Support for US war resisters grows in Canada

IRAQ WAR resisters in Canada received an important victory in late September. On September 22 Jeremy Hinzman and his family successfully appealed their deportation order. The family was scheduled for deportation the next day.

Hinzman and his family were targeted with a deportation order after the Canadian government refused to grant them refugee status.

Jeremy Hinzman was the first deserter from the US army over the Iraq war to apply for refugee status in Canada.

He fled the US in 2004 when his army unit was ordered to leave for Iraq, arguing he could not participate in the war because it was illegal and participation would make him a war criminal.

Since the beginning of the Iraq war up to 200 war resisters have fled to Canada seeking refugee status, with around 40 of them joining the War Resisters Support Campaign.

Several have been deported to the US. Nine have been punished with time in US military prisons on charges of “refusal to obey orders” or “desertion”. Both charges are felony offences, destroying future employment prospects and other freedoms like travel and voting.

Hinzman ’s appeal only allows him to stay in Canada until their next appeal. Another war resister, Patrick Hart, faces deportation along with his wife and son when their application is reviewed in October. Several other war resisters are also awaiting the same fate.
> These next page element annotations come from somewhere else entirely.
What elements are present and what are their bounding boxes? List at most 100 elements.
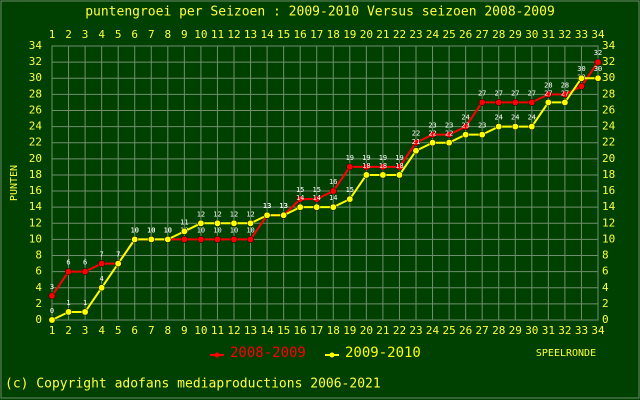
data-label: 19: [379, 154, 387, 162]
x-tick-label: 2: [65, 324, 72, 337]
data-point: [445, 131, 453, 139]
data-point: [511, 123, 519, 131]
x-tick-label: 5: [115, 324, 122, 337]
data-point: [412, 139, 420, 147]
data-label: 23: [445, 122, 453, 130]
data-label: 1: [83, 299, 87, 307]
data-label: 12: [246, 210, 254, 218]
data-point: [346, 163, 354, 171]
data-label: 11: [180, 218, 188, 226]
x-tick-label: 23: [409, 324, 422, 337]
data-point: [164, 235, 172, 243]
x-tick-label: 26: [459, 324, 472, 337]
data-label: 1: [66, 299, 70, 307]
x-tick-label: 18: [327, 324, 340, 337]
data-label: 19: [346, 154, 354, 162]
x-tick-label: 34: [591, 324, 605, 337]
data-label: 3: [50, 283, 54, 291]
data-point: [98, 260, 106, 268]
x-tick-label: 31: [542, 324, 555, 337]
x-top-tick-label: 31: [542, 28, 555, 41]
x-tick-label: 16: [294, 324, 307, 337]
data-label: 10: [147, 226, 155, 234]
data-label: 14: [329, 194, 337, 202]
data-label: 24: [461, 114, 469, 122]
x-top-tick-label: 24: [426, 28, 440, 41]
x-tick-label: 13: [244, 324, 257, 337]
data-point: [362, 163, 370, 171]
series-line: [51, 77, 598, 321]
data-point: [296, 195, 304, 203]
y2-tick-label: 26: [602, 103, 615, 116]
y-tick-label: 6: [35, 265, 42, 278]
data-point: [247, 219, 254, 227]
legend-label: 2008-2009: [230, 345, 306, 361]
y2-tick-label: 4: [602, 281, 609, 294]
y2-tick-label: 30: [602, 71, 615, 84]
data-point: [48, 292, 56, 300]
x-top-tick-label: 26: [459, 28, 472, 41]
data-label: 7: [116, 251, 120, 259]
data-label: 22: [428, 130, 436, 138]
data-label: 30: [594, 65, 602, 73]
data-label: 7: [116, 251, 120, 259]
y-tick-label: 16: [29, 184, 42, 197]
data-label: 6: [66, 259, 70, 267]
x-top-tick-label: 8: [165, 28, 172, 41]
x-tick-label: 3: [82, 324, 89, 337]
x-tick-label: 22: [393, 324, 406, 337]
legend-marker: [329, 352, 335, 358]
data-label: 10: [164, 226, 172, 234]
data-point: [131, 235, 139, 243]
y-tick-label: 24: [29, 120, 43, 133]
x-top-tick-label: 21: [376, 28, 389, 41]
data-label: 7: [100, 251, 104, 259]
data-point: [362, 171, 370, 179]
y-tick-label: 14: [29, 200, 43, 213]
data-label: 13: [263, 202, 271, 210]
data-label: 10: [213, 226, 221, 234]
data-point: [114, 260, 122, 268]
data-point: [462, 123, 470, 131]
data-point: [296, 203, 304, 211]
data-point: [180, 235, 188, 243]
data-label: 19: [395, 154, 403, 162]
y-tick-label: 12: [29, 216, 42, 229]
data-point: [247, 235, 254, 243]
data-label: 16: [329, 178, 337, 186]
y2-tick-label: 28: [602, 87, 615, 100]
data-point: [230, 235, 238, 243]
y-tick-label: 2: [35, 297, 42, 310]
x-tick-label: 20: [360, 324, 373, 337]
data-point: [561, 98, 569, 106]
data-label: 10: [131, 226, 139, 234]
data-point: [511, 98, 519, 106]
data-point: [412, 147, 420, 155]
x-top-tick-label: 22: [393, 28, 406, 41]
x-top-tick-label: 4: [98, 28, 105, 41]
data-point: [429, 139, 436, 147]
y-tick-label: 8: [35, 249, 42, 262]
data-point: [379, 171, 387, 179]
y2-tick-label: 6: [602, 265, 609, 278]
data-point: [98, 284, 106, 292]
data-label: 15: [296, 186, 304, 194]
x-tick-label: 14: [260, 324, 274, 337]
data-point: [495, 123, 503, 131]
data-point: [214, 235, 221, 243]
data-label: 13: [279, 202, 287, 210]
data-point: [462, 131, 470, 139]
y2-tick-label: 10: [602, 232, 615, 245]
x-top-tick-label: 2: [65, 28, 72, 41]
y-tick-label: 28: [29, 87, 42, 100]
data-point: [81, 268, 89, 276]
data-point: [594, 74, 602, 82]
y2-tick-label: 2: [602, 297, 609, 310]
y-tick-label: 30: [29, 71, 42, 84]
y-tick-label: 10: [29, 232, 42, 245]
x-tick-label: 32: [558, 324, 571, 337]
x-axis-label: SPEELRONDE: [536, 348, 596, 359]
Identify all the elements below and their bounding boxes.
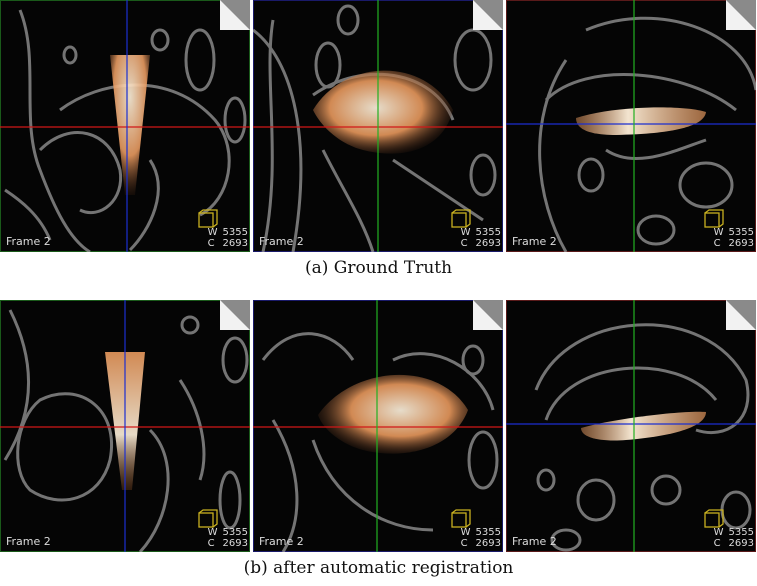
c-label: C xyxy=(460,238,468,249)
orientation-cube-icon xyxy=(451,509,471,528)
ct-slice-image xyxy=(253,300,503,552)
w-value: 5355 xyxy=(475,527,501,538)
ct-slice-image xyxy=(0,0,250,252)
c-label: C xyxy=(460,538,468,549)
corner-triangle-icon xyxy=(726,0,756,30)
c-label: C xyxy=(713,238,721,249)
w-value: 5355 xyxy=(222,227,248,238)
ultrasound-overlay xyxy=(110,55,150,195)
frame-label: Frame 2 xyxy=(512,535,557,548)
corner-triangle-icon xyxy=(220,300,250,330)
orientation-cube-icon xyxy=(704,509,724,528)
ultrasound-overlay xyxy=(318,374,468,454)
orientation-cube-icon xyxy=(451,209,471,228)
orientation-cube-icon xyxy=(198,509,218,528)
orientation-cube-icon xyxy=(704,209,724,228)
ultrasound-overlay xyxy=(581,411,706,441)
ultrasound-overlay xyxy=(313,70,453,154)
frame-label: Frame 2 xyxy=(6,235,51,248)
c-label: C xyxy=(713,538,721,549)
w-label: W xyxy=(460,227,471,238)
c-label: C xyxy=(207,538,215,549)
w-value: 5355 xyxy=(475,227,501,238)
ct-slice-image xyxy=(506,300,756,552)
ct-slice-image xyxy=(253,0,503,252)
c-value: 2693 xyxy=(728,238,754,249)
w-label: W xyxy=(207,527,218,538)
ct-slice-image xyxy=(0,300,250,552)
corner-triangle-icon xyxy=(726,300,756,330)
c-value: 2693 xyxy=(728,538,754,549)
ultrasound-overlay xyxy=(576,107,706,135)
c-value: 2693 xyxy=(222,538,248,549)
c-value: 2693 xyxy=(475,538,501,549)
frame-label: Frame 2 xyxy=(259,235,304,248)
w-value: 5355 xyxy=(222,527,248,538)
frame-label: Frame 2 xyxy=(512,235,557,248)
caption-automatic-registration: (b) after automatic registration xyxy=(243,558,514,578)
corner-triangle-icon xyxy=(220,0,250,30)
c-label: C xyxy=(207,238,215,249)
w-value: 5355 xyxy=(728,227,754,238)
orientation-cube-icon xyxy=(198,209,218,228)
ct-slice-image xyxy=(506,0,756,252)
caption-ground-truth: (a) Ground Truth xyxy=(304,258,453,278)
frame-label: Frame 2 xyxy=(259,535,304,548)
w-label: W xyxy=(713,227,724,238)
w-label: W xyxy=(460,527,471,538)
corner-triangle-icon xyxy=(473,0,503,30)
w-label: W xyxy=(207,227,218,238)
frame-label: Frame 2 xyxy=(6,535,51,548)
w-label: W xyxy=(713,527,724,538)
w-value: 5355 xyxy=(728,527,754,538)
corner-triangle-icon xyxy=(473,300,503,330)
c-value: 2693 xyxy=(222,238,248,249)
c-value: 2693 xyxy=(475,238,501,249)
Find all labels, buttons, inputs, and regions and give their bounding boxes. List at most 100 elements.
There were demonstrations in about 20 cities in a co-ordinated day of action in mid-September. Chants of “Harper out, resisters in” rang out around Canada.

The campaign against the Canadian government’s opposition to war resisters staying in Canada is stepping up.

Many Canadians can see the impact it would have on the US army, already strained by the occupations in Afghanistan and Iraq, if the country were to open its doors to deserters.